De tout temps la rencontre des corps a été l’objet de prescriptions diverses, de rites initiatiques de symbolisations ou de sublimations où chacun jouait ses identifications et ses symptômes. Ce qui était habituellement camouflé par la civilisation peut sembler au contraire actuellement exhibé avec un accès à la jouissance sans freins. La binarité classique des sexes semble se dissoudre dans une fluidité où chacun a le choix de ses identifications… la reproduction pourrait même se dissocier de l’activité sexuelle des corps. Pourtant ce qui apparait volontiers comme une liberté conquise se retourne en son contraire. La moindre rencontre des corps subit depuis peu une suspicion généralisée et l’on pourrait entrer progressivement dans l’ère de la judiciarisation du consentement. Si la consommation d’objet de jouissance sans intervention de l’Autre se diversifie à folle allure, l’accès à cet Autre reste une énigme d’autant plus profonde qu’une étrange folie nous en barre l’approche. Le malaise, bien loin de s’apaiser, prend une nouvelle actualité. Il reste qu’au bout du compte, l’accès à la jouissance n’est pas une solution au malaise — Jacques Alain Miller dans son cours4 précise : Ce que Lacan inclut dans son concept de jouissance, c’est que la jouissance ne convient pas au rapport sexuel. La phrase figure en toute lettre dans le Séminaire Encore : « La jouissance ne convient pas au rapport sexuel5.

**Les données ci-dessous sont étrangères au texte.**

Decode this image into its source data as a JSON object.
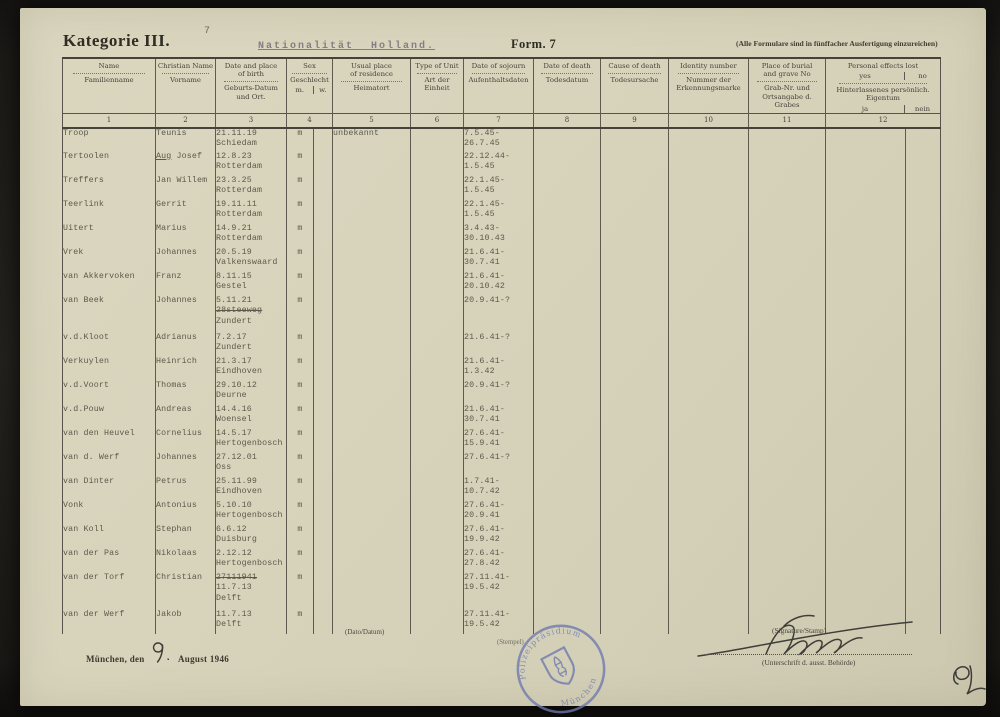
{
  "page": {
    "category": "Kategorie III.",
    "page_number": "7",
    "nationality_title": "Nationalität Holland.",
    "form_label": "Form. 7",
    "form_note": "(Alle Formulare sind in fünffacher Ausfertigung einzureichen)"
  },
  "table": {
    "columns": [
      {
        "num": "1",
        "en": [
          "Name"
        ],
        "de": [
          "Familienname"
        ]
      },
      {
        "num": "2",
        "en": [
          "Christian Name"
        ],
        "de": [
          "Vorname"
        ]
      },
      {
        "num": "3",
        "en": [
          "Date and place",
          "of birth"
        ],
        "de": [
          "Geburts-Datum",
          "und Ort."
        ]
      },
      {
        "num": "4",
        "en": [
          "Sex"
        ],
        "de": [
          "Geschlecht"
        ],
        "de_split": {
          "left": "m.",
          "right": "w."
        },
        "colspan": 2
      },
      {
        "num": "5",
        "en": [
          "Usual place",
          "of residence"
        ],
        "de": [
          "Heimatort"
        ]
      },
      {
        "num": "6",
        "en": [
          "Type of Unit"
        ],
        "de": [
          "Art der Einheit"
        ]
      },
      {
        "num": "7",
        "en": [
          "Date of sojourn"
        ],
        "de": [
          "Aufenthaltsdaten"
        ]
      },
      {
        "num": "8",
        "en": [
          "Date of death"
        ],
        "de": [
          "Todesdatum"
        ]
      },
      {
        "num": "9",
        "en": [
          "Cause of death"
        ],
        "de": [
          "Todesursache"
        ]
      },
      {
        "num": "10",
        "en": [
          "Identity number"
        ],
        "de": [
          "Nummer der",
          "Erkennungsmarke"
        ]
      },
      {
        "num": "11",
        "en": [
          "Place of burial",
          "and grave No"
        ],
        "de": [
          "Grab-Nr. und",
          "Ortsangabe d. Grabes"
        ]
      },
      {
        "num": "12",
        "en": [
          "Personal effects lost"
        ],
        "en_split": {
          "left": "yes",
          "right": "no"
        },
        "de": [
          "Hinterlassenes persönlich. Eigentum"
        ],
        "de_split": {
          "left": "ja",
          "right": "nein"
        },
        "colspan": 2
      }
    ],
    "rows": [
      {
        "name": "Troop",
        "vorname": "Teunis",
        "birth": [
          "21.11.19",
          "Schiedam"
        ],
        "sex": "m",
        "heimatort": "unbekannt",
        "sojourn": [
          "7.5.45-",
          "26.7.45"
        ]
      },
      {
        "name": "Tertoolen",
        "vorname": "Aug Josef",
        "vorname_u": "Aug",
        "birth": [
          "12.8.23",
          "Rotterdam"
        ],
        "sex": "m",
        "heimatort": "",
        "sojourn": [
          "22.12.44-",
          "1.5.45"
        ]
      },
      {
        "name": "Treffers",
        "vorname": "Jan Willem",
        "birth": [
          "23.3.25",
          "Rotterdam"
        ],
        "sex": "m",
        "heimatort": "",
        "sojourn": [
          "22.1.45-",
          "1.5.45"
        ]
      },
      {
        "name": "Teerlink",
        "vorname": "Gerrit",
        "birth": [
          "19.11.11",
          "Rotterdam"
        ],
        "sex": "m",
        "heimatort": "",
        "sojourn": [
          "22.1.45-",
          "1.5.45"
        ]
      },
      {
        "name": "Uitert",
        "vorname": "Marius",
        "birth": [
          "14.9.21",
          "Rotterdam"
        ],
        "sex": "m",
        "heimatort": "",
        "sojourn": [
          "3.4.43-",
          "30.10.43"
        ]
      },
      {
        "name": "Vrek",
        "vorname": "Johannes",
        "birth": [
          "20.5.19",
          "Valkenswaard"
        ],
        "sex": "m",
        "heimatort": "",
        "sojourn": [
          "21.6.41-",
          "30.7.41"
        ]
      },
      {
        "name": "van Akkervoken",
        "vorname": "Franz",
        "birth": [
          "8.11.15",
          "Gestel"
        ],
        "sex": "m",
        "heimatort": "",
        "sojourn": [
          "21.6.41-",
          "20.10.42"
        ]
      },
      {
        "name": "van Beek",
        "vorname": "Johannes",
        "birth": [
          "5.11.21",
          {
            "t": "28steeweg",
            "strike": true
          },
          "Zundert"
        ],
        "sex": "m",
        "heimatort": "",
        "sojourn": [
          "20.9.41-?"
        ],
        "h": 37
      },
      {
        "name": "v.d.Kloot",
        "vorname": "Adrianus",
        "birth": [
          "7.2.17",
          "Zundert"
        ],
        "sex": "m",
        "heimatort": "",
        "sojourn": [
          "21.6.41-?"
        ]
      },
      {
        "name": "Verkuylen",
        "vorname": "Heinrich",
        "birth": [
          "21.3.17",
          "Eindhoven"
        ],
        "sex": "m",
        "heimatort": "",
        "sojourn": [
          "21.6.41-",
          "1.3.42"
        ]
      },
      {
        "name": "v.d.Voort",
        "vorname": "Thomas",
        "birth": [
          "29.10.12",
          "Deurne"
        ],
        "sex": "m",
        "heimatort": "",
        "sojourn": [
          "20.9.41-?"
        ]
      },
      {
        "name": "v.d.Pouw",
        "vorname": "Andreas",
        "birth": [
          "14.4.16",
          "Woensel"
        ],
        "sex": "m",
        "heimatort": "",
        "sojourn": [
          "21.6.41-",
          "30.7.41"
        ]
      },
      {
        "name": "van den Heuvel",
        "vorname": "Cornelius",
        "birth": [
          "14.5.17",
          "Hertogenbosch"
        ],
        "sex": "m",
        "heimatort": "",
        "sojourn": [
          "27.6.41-",
          "15.9.41"
        ]
      },
      {
        "name": "van d. Werf",
        "vorname": "Johannes",
        "birth": [
          "27.12.01",
          "Oss"
        ],
        "sex": "m",
        "heimatort": "",
        "sojourn": [
          "27.6.41-?"
        ]
      },
      {
        "name": "van Dinter",
        "vorname": "Petrus",
        "birth": [
          "25.11.99",
          "Eindhoven"
        ],
        "sex": "m",
        "heimatort": "",
        "sojourn": [
          "1.7.41-",
          "10.7.42"
        ]
      },
      {
        "name": "Vonk",
        "vorname": "Antonius",
        "birth": [
          "5.10.10",
          "Hertogenbosch"
        ],
        "sex": "m",
        "heimatort": "",
        "sojourn": [
          "27.6.41-",
          "20.9.41"
        ]
      },
      {
        "name": "van Koll",
        "vorname": "Stephan",
        "birth": [
          "6.6.12",
          "Duisburg"
        ],
        "sex": "m",
        "heimatort": "",
        "sojourn": [
          "27.6.41-",
          "19.9.42"
        ]
      },
      {
        "name": "van der Pas",
        "vorname": "Nikolaas",
        "birth": [
          "2.12.12",
          "Hertogenbosch"
        ],
        "sex": "m",
        "heimatort": "",
        "sojourn": [
          "27.6.41-",
          "27.8.42"
        ]
      },
      {
        "name": "van der Torf",
        "vorname": "Christian",
        "birth": [
          {
            "t": "27111941",
            "strike": true
          },
          "11.7.13",
          "Delft"
        ],
        "sex": "m",
        "heimatort": "",
        "sojourn": [
          "27.11.41-",
          "19.5.42"
        ],
        "h": 37
      },
      {
        "name": "van der Werf",
        "vorname": "Jakob",
        "birth": [
          "11.7.13",
          "Delft"
        ],
        "sex": "m",
        "heimatort": "",
        "sojourn": [
          "27.11.41-",
          "19.5.42"
        ]
      }
    ]
  },
  "footer": {
    "dato_label": "(Dato/Datum)",
    "place_date": "München, den",
    "handwritten_day": "9.",
    "date_rest": "August 1946",
    "stempel_label": "(Stempel)",
    "signature_stamp_label": "(Signature/Stamp)",
    "unterschrift_label": "(Unterschrift d. ausst. Behörde)",
    "corner_mark": "6L",
    "stamp": {
      "text_top": "Polizeipräsidium",
      "text_bottom": "München",
      "color": "#6d79ae"
    }
  }
}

Finalement, l’impossible reste de structure — autre façon de dire que la castration c’est l’être pour le sexe. Aucun savoir ne peut délivrer une solution à cet impossible. L’Autre social ne garantit rien, la science ne peut qu’objectiver toujours plus un réel dont chaque parlêtre est exclu. La psychanalyse est bien de cette époque de l’Autre qui n’existe pas et peut répondre de l’expérience analytique. Nous nous appliquerons à relire Freud et à lire Lacan pour comprendre comment leurs concepts saisissent la question du sexe — essentielle pour chacun. 

Nous essaierons donc, cette année, de saisir les enjeux de la sexualité, tant dans l’œuvre de Freud que dans l’enseignement de Jacques Lacan. Depuis Trois essais sur la sexualité jusqu’au dernier enseignement de Lacan nous avons choisi des textes qui montrent comment le ratage peut être abordé et éclairé : Le nouage du symptôme, la castration avec les valeurs imaginaire, symbolique et réelle du phallus, l’appréhension de l’objet a(sexué) et des formules de la sexuation où le phallus devient une simple fonction.